The documentary is included in Warner Home Video’s The Stanley Kubrick Collection, released together with eight Kubrick titles on June 12 (prebook May 15) for $199.92 on DVD and $149.92 on VHS.

Aside from the multiple-language options, most of the Kubrick DVDs are somewhat bare in terms of extras, to the dismay of many of his fans. Kubrick always “wanted the film to speak for itself,” says longtime associate Leon Vitali, which is why there are no commentaries and never any outtakes.

And many of his films are presented full-frame or with some unfamiliar ratio, because Kubrick wanted the films viewed as he saw them through the camera, not as they were presented on the big screen.

In the documentary, however, there are loads of interviews, rare footage of early films and insight about the enigmatic filmmaker, though still no outtakes.

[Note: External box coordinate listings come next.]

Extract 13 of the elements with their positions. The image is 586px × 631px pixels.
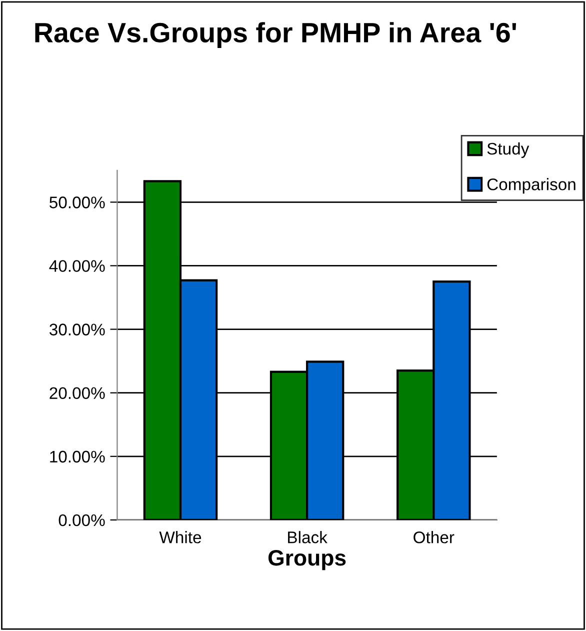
x-tick-label: Other: [414, 531, 454, 544]
y-tick-label: 40.00%: [49, 260, 105, 272]
x-axis-title: Groups: [268, 550, 346, 570]
x-tick-label: White: [159, 531, 202, 544]
y-tick-label: 50.00%: [50, 196, 105, 208]
y-tick-label: 10.00%: [50, 450, 105, 463]
y-tick-label: 30.00%: [50, 324, 105, 336]
y-tick-label: 0.00%: [58, 514, 105, 526]
legend-label: Comparison: [487, 178, 576, 194]
legend-label: Study: [487, 142, 530, 158]
x-tick-label: Black: [288, 531, 328, 544]
y-tick-label: 20.00%: [50, 387, 105, 400]
chart-title: Race Vs.Groups for PMHP in Area '6': [35, 22, 516, 48]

“I had much, much more material than I could possibly put in the documentary,” says Harlan, who, when deciding how to compose the 140-minute film, tried to “do things so we can face Stanley if we have to.” Kubrick died in 1999.

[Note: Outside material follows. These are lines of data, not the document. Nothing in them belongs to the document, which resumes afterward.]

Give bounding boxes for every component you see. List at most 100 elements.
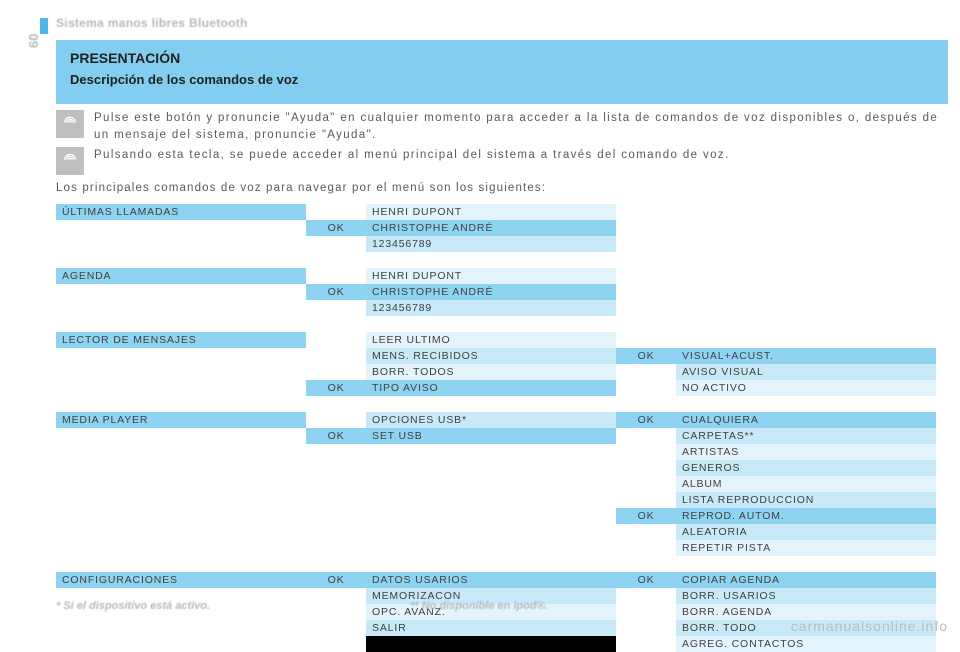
ok-cell	[616, 380, 676, 396]
table-row: CONFIGURACIONESOKDATOS USARIOSOKCOPIAR A…	[56, 572, 948, 588]
value-cell	[56, 540, 306, 556]
ok-cell	[616, 364, 676, 380]
ok-cell	[306, 300, 366, 316]
value-cell	[676, 236, 936, 252]
table-row: AGENDAHENRI DUPONT	[56, 268, 948, 284]
ok-cell	[616, 604, 676, 620]
value-cell	[366, 252, 616, 268]
value-cell: MEDIA PLAYER	[56, 412, 306, 428]
value-cell	[676, 556, 936, 572]
ok-cell	[616, 268, 676, 284]
table-row: OKCHRISTOPHE ANDRÉ	[56, 284, 948, 300]
value-cell	[56, 508, 306, 524]
value-cell	[676, 332, 936, 348]
table-row	[56, 396, 948, 412]
ok-cell: OK	[306, 428, 366, 444]
value-cell	[676, 396, 936, 412]
ok-cell	[306, 540, 366, 556]
ok-cell	[306, 620, 366, 636]
value-cell: VISUAL+ACUST.	[676, 348, 936, 364]
ok-cell	[306, 204, 366, 220]
footnote-2: ** No disponible en Ipod®.	[410, 600, 548, 612]
intro-row-2: Pulsando esta tecla, se puede acceder al…	[56, 147, 946, 175]
value-cell	[56, 220, 306, 236]
header-h1: PRESENTACIÓN	[70, 50, 934, 66]
commands-table: ÚLTIMAS LLAMADASHENRI DUPONTOKCHRISTOPHE…	[56, 204, 948, 652]
table-row	[56, 252, 948, 268]
value-cell	[56, 300, 306, 316]
table-row: OKCHRISTOPHE ANDRÉ	[56, 220, 948, 236]
value-cell: CHRISTOPHE ANDRÉ	[366, 220, 616, 236]
value-cell: HENRI DUPONT	[366, 204, 616, 220]
ok-cell	[616, 316, 676, 332]
table-row: 123456789	[56, 236, 948, 252]
table-row: OKTIPO AVISO NO ACTIVO	[56, 380, 948, 396]
value-cell: NO ACTIVO	[676, 380, 936, 396]
intro-block: Pulse este botón y pronuncie "Ayuda" en …	[56, 110, 946, 179]
table-row: LECTOR DE MENSAJESLEER ULTIMO	[56, 332, 948, 348]
value-cell: ALBUM	[676, 476, 936, 492]
ok-cell: OK	[616, 348, 676, 364]
ok-cell	[306, 316, 366, 332]
value-cell	[56, 524, 306, 540]
footnote-1: * Si el dispositivo está activo.	[56, 600, 210, 612]
ok-cell	[306, 364, 366, 380]
table-row: ÚLTIMAS LLAMADAS HENRI DUPONT	[56, 204, 948, 220]
value-cell	[366, 476, 616, 492]
ok-cell	[306, 524, 366, 540]
table-row	[56, 556, 948, 572]
value-cell	[56, 636, 306, 652]
value-cell: ARTISTAS	[676, 444, 936, 460]
value-cell: MENS. RECIBIDOS	[366, 348, 616, 364]
value-cell	[366, 396, 616, 412]
value-cell: GENEROS	[676, 460, 936, 476]
value-cell: TIPO AVISO	[366, 380, 616, 396]
table-row: ALBUM	[56, 476, 948, 492]
ok-cell	[616, 428, 676, 444]
value-cell: CUALQUIERA	[676, 412, 936, 428]
value-cell	[676, 220, 936, 236]
intro-text-1: Pulse este botón y pronuncie "Ayuda" en …	[94, 110, 946, 143]
table-row: ALEATORIA	[56, 524, 948, 540]
table-row: AGREG. CONTACTOS	[56, 636, 948, 652]
value-cell	[366, 460, 616, 476]
value-cell	[676, 300, 936, 316]
table-row: GENEROS	[56, 460, 948, 476]
value-cell	[56, 460, 306, 476]
ok-cell	[616, 620, 676, 636]
value-cell	[56, 284, 306, 300]
table-row: BORR. TODOSAVISO VISUAL	[56, 364, 948, 380]
value-cell	[56, 252, 306, 268]
ok-cell	[616, 220, 676, 236]
ok-cell	[616, 332, 676, 348]
value-cell	[56, 492, 306, 508]
table-row	[56, 316, 948, 332]
value-cell	[366, 636, 616, 652]
ok-cell	[616, 476, 676, 492]
value-cell	[676, 316, 936, 332]
ok-cell: OK	[616, 412, 676, 428]
value-cell: ÚLTIMAS LLAMADAS	[56, 204, 306, 220]
value-cell: HENRI DUPONT	[366, 268, 616, 284]
value-cell	[366, 556, 616, 572]
value-cell	[676, 268, 936, 284]
ok-cell	[616, 252, 676, 268]
ok-cell	[616, 556, 676, 572]
ok-cell	[306, 636, 366, 652]
ok-cell: OK	[306, 284, 366, 300]
ok-cell	[616, 460, 676, 476]
value-cell	[676, 284, 936, 300]
ok-cell	[616, 284, 676, 300]
value-cell	[366, 492, 616, 508]
value-cell: REPROD. AUTOM.	[676, 508, 936, 524]
ok-cell	[306, 236, 366, 252]
value-cell	[366, 316, 616, 332]
watermark: carmanualsonline.info	[791, 618, 948, 634]
value-cell: LEER ULTIMO	[366, 332, 616, 348]
ok-cell: OK	[306, 572, 366, 588]
ok-cell	[616, 300, 676, 316]
header-h2: Descripción de los comandos de voz	[70, 72, 934, 87]
voice-icon	[56, 110, 84, 138]
value-cell: 123456789	[366, 236, 616, 252]
ok-cell: OK	[306, 380, 366, 396]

“This would not have been possible during his life,” says Harlan, who says Kubrick was “very private.”

But much of what people think about him is misleading, says Vitali. “He was not a recluse,” he says. “He would get in his car, do his shopping…. He was a normal human being.” Those who did know him have memories of a man who loved animals and was a sports freak. Harlan recounts a story of the two of them years ago watching a tennis match between John McEnroe and Boris Becker, after which Kubrick remarked, “How could anybody prefer a movie?”

Kubrick preferred as much control over a film as possible. “Stanley was a brilliant editor,” Harlan says. “Our editors knew they were basically assistant editors.”

Kubrick was fine with criticism of his films, says Harlan, but didn’t like it when the critics got personal. “He would have been so upset with a lot of the Eyes Wide Shut stuff,” says Harlan. Kubrick died shortly after the film was finished. One thing many didn’t understand about the Tom Cruise and Nicole Kidman starrer, Harlan says, is that it was “not supposed to be erotic or sensual; it was supposed to be sick.”

Like most of Kubrick’s work, the opinions of his final film ranged from brilliant to terrible.